# Capstone Project - The Battle of Neighborhoods

## Title:

### Finding similar neighborhood across cities based on Venues across neighborhood

## Introduction: 
### Business Problem

Often people have to relocate to different cities due to Job change, there is always a confusion on which neighborhood to shift to in a particular city. Varieties of question arises, 
* Should I find the neighborhood which is closer to the new workplace? 
* Should I find the neighborhood which is similar to my current neighborhood?
* Should I explore some unique neighborhoods around?
* Does the cost of living matter there? Or Does the crime rate matter compared to my current neighborhood? and so many different questions arises as the person starts exploring the city..

As an instance, Person named "Adam" living in "St. James Town, Downtown Toronto, Canada" has earned a Job in "Midtown south, Manhattan, New York". The proposed model will suggest the neighborhood of Manhattan which is similar to Adam's current neighborhood and also the nearest to his new workplace.

### Datasets and Analytic Approach

#### 1. City Data:
__Canada__: 
https://en.wikipedia.org/wiki/List_of_postal_codes_of_Canada:_M_
Following attribute is fetched from canada data:
* postal code
* Neighborhood
* Borough

Latitude and Longitude of the location can be fetched from the postal code.

You can check the sample of data below

In [16]:
#
# Canada data after cleaning
#
import pandas as pd
import requests
from bs4 import BeautifulSoup
res = requests.get("https://en.wikipedia.org/wiki/List_of_postal_codes_of_Canada:_M")
soup = BeautifulSoup(res.content, 'html.parser')
table = soup.find_all('table', class_ = 'wikitable') 
canada_data = pd.read_html(str(table))[0] # Store results onto DataFrame
canada_data.columns = canada_data.columns.str.replace(r'\\n', '', regex=True) # Cleanup \n from the column headers
canada_data = canada_data.replace(r'\\n','', regex=True)
indexNames = canada_data[ canada_data['Borough'] == 'Not assigned' ].index
canada_data.drop(indexNames, inplace=True)
canada_data.head()

Unnamed: 0,Postal code,Borough,Neighborhood
2,M3A,North York,Parkwoods
3,M4A,North York,Victoria Village
4,M5A,Downtown Toronto,Regent Park / Harbourfront
5,M6A,North York,Lawrence Manor / Lawrence Heights
6,M7A,Downtown Toronto,Queen's Park / Ontario Provincial Government


__New York__: https://cocl.us/new_york_dataset/newyork_data.json (Curated list of NewYork Neighborhoods)

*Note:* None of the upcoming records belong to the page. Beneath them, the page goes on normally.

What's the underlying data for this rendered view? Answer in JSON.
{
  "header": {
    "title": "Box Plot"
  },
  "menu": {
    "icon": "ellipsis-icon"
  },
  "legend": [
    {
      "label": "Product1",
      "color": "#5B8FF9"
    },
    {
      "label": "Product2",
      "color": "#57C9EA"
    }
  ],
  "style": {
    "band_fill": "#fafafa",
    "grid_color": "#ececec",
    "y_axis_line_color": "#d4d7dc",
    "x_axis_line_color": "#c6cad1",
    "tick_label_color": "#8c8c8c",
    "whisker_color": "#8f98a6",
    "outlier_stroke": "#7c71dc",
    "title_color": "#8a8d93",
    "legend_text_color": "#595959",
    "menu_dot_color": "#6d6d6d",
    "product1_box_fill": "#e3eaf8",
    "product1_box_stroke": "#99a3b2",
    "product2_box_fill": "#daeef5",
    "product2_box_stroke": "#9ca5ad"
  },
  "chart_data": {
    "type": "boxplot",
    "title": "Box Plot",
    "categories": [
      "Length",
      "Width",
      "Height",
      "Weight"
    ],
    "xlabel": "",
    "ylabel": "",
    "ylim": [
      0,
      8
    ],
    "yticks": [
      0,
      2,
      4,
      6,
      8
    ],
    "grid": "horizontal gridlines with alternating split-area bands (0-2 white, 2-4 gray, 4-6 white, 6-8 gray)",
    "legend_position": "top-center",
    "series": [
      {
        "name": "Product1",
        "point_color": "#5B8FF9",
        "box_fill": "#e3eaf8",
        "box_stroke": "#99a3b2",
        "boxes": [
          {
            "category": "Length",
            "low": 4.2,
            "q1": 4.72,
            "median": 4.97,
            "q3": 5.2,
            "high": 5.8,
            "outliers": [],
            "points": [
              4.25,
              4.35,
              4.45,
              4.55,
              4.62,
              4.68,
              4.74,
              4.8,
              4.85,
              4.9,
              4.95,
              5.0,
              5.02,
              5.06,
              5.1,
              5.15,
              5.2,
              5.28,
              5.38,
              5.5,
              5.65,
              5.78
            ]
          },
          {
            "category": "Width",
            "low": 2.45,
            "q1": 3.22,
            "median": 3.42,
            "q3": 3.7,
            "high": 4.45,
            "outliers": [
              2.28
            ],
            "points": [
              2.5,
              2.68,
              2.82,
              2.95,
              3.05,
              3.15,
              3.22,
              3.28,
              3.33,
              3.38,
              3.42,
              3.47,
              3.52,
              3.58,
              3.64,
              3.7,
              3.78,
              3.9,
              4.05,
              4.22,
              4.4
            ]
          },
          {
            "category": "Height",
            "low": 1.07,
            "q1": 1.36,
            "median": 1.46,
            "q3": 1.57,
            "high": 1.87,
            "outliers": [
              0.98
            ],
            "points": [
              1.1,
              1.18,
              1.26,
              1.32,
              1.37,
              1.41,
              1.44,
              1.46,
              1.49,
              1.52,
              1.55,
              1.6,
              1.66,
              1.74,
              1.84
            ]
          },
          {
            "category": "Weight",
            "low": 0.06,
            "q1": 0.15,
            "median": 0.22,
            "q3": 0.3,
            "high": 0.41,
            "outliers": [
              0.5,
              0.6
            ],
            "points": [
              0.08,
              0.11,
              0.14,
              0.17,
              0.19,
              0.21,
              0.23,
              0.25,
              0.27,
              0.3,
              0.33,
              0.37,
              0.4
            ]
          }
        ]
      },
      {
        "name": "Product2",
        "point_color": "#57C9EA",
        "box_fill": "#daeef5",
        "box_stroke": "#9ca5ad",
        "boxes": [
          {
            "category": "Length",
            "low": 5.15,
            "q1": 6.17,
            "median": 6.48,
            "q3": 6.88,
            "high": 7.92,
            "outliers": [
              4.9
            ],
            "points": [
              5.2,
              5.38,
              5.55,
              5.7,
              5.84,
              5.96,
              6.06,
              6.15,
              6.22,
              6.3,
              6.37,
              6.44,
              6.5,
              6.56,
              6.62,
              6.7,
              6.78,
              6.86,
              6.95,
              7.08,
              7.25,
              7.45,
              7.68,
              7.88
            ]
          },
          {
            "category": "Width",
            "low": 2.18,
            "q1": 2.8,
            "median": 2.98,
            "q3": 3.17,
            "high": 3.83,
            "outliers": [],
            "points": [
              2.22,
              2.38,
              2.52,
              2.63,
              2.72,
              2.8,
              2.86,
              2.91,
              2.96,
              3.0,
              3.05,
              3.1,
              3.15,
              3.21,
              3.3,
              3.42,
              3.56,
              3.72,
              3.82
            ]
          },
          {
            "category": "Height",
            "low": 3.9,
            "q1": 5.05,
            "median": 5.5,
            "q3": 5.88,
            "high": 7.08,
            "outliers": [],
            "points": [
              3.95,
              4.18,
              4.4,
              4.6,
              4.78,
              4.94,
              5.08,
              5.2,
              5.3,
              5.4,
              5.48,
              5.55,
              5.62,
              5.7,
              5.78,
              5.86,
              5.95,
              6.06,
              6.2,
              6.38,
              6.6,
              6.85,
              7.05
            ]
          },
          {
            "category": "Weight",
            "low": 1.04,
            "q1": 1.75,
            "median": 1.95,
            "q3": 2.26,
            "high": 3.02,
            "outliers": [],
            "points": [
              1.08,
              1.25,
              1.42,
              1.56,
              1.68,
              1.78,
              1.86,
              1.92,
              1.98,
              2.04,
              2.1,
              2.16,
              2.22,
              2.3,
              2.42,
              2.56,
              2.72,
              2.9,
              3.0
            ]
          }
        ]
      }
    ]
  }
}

Below you can check the sample of data 

In [15]:
import json
!wget -q -O 'newyork_data.json' https://cocl.us/new_york_dataset
with open('newyork_data.json') as json_data:
    newyork_data = json.load(json_data)
    
neighborhoods_data = newyork_data['features']

# define the dataframe columns
column_names = ['Borough', 'Neighborhood', 'Latitude', 'Longitude'] 

# instantiate the dataframe
neighborhoods = pd.DataFrame(columns=column_names)

for data in neighborhoods_data:
    borough = neighborhood_name = data['properties']['borough'] 
    neighborhood_name = data['properties']['name']
        
    neighborhood_latlon = data['geometry']['coordinates']
    neighborhood_lat = neighborhood_latlon[1]
    neighborhood_lon = neighborhood_latlon[0]
    
    neighborhoods = neighborhoods.append({'Borough': borough,
                                          'Neighborhood': neighborhood_name,
                                          'Latitude': neighborhood_lat,
                                          'Longitude': neighborhood_lon}, ignore_index=True)
    
manhattan_data = neighborhoods[neighborhoods['Borough'] == 'Manhattan'].reset_index(drop=True)

#
# NewYork data after cleaning
#
manhattan_data.head()

/bin/sh: wget: command not found


Unnamed: 0,Borough,Neighborhood,Latitude,Longitude
0,Manhattan,Marble Hill,40.876551,-73.91066
1,Manhattan,Chinatown,40.715618,-73.994279
2,Manhattan,Washington Heights,40.851903,-73.9369
3,Manhattan,Inwood,40.867684,-73.92121
4,Manhattan,Hamilton Heights,40.823604,-73.949688


#### 2. Foursquare:
Foursquare API gives us the following data:
* list of Venues across Neighborhood
* Venue ratings
* Venue Check-ins

We propose a method to solve the problem by finding similar venues across the source and destination neighborhoods. Checking against the time of Check-ins & the location entropy across the nearby similar venues and also considering the geographical space/distance from the desired location of work, we can suggest the set of Neighborhood the user can relocate to.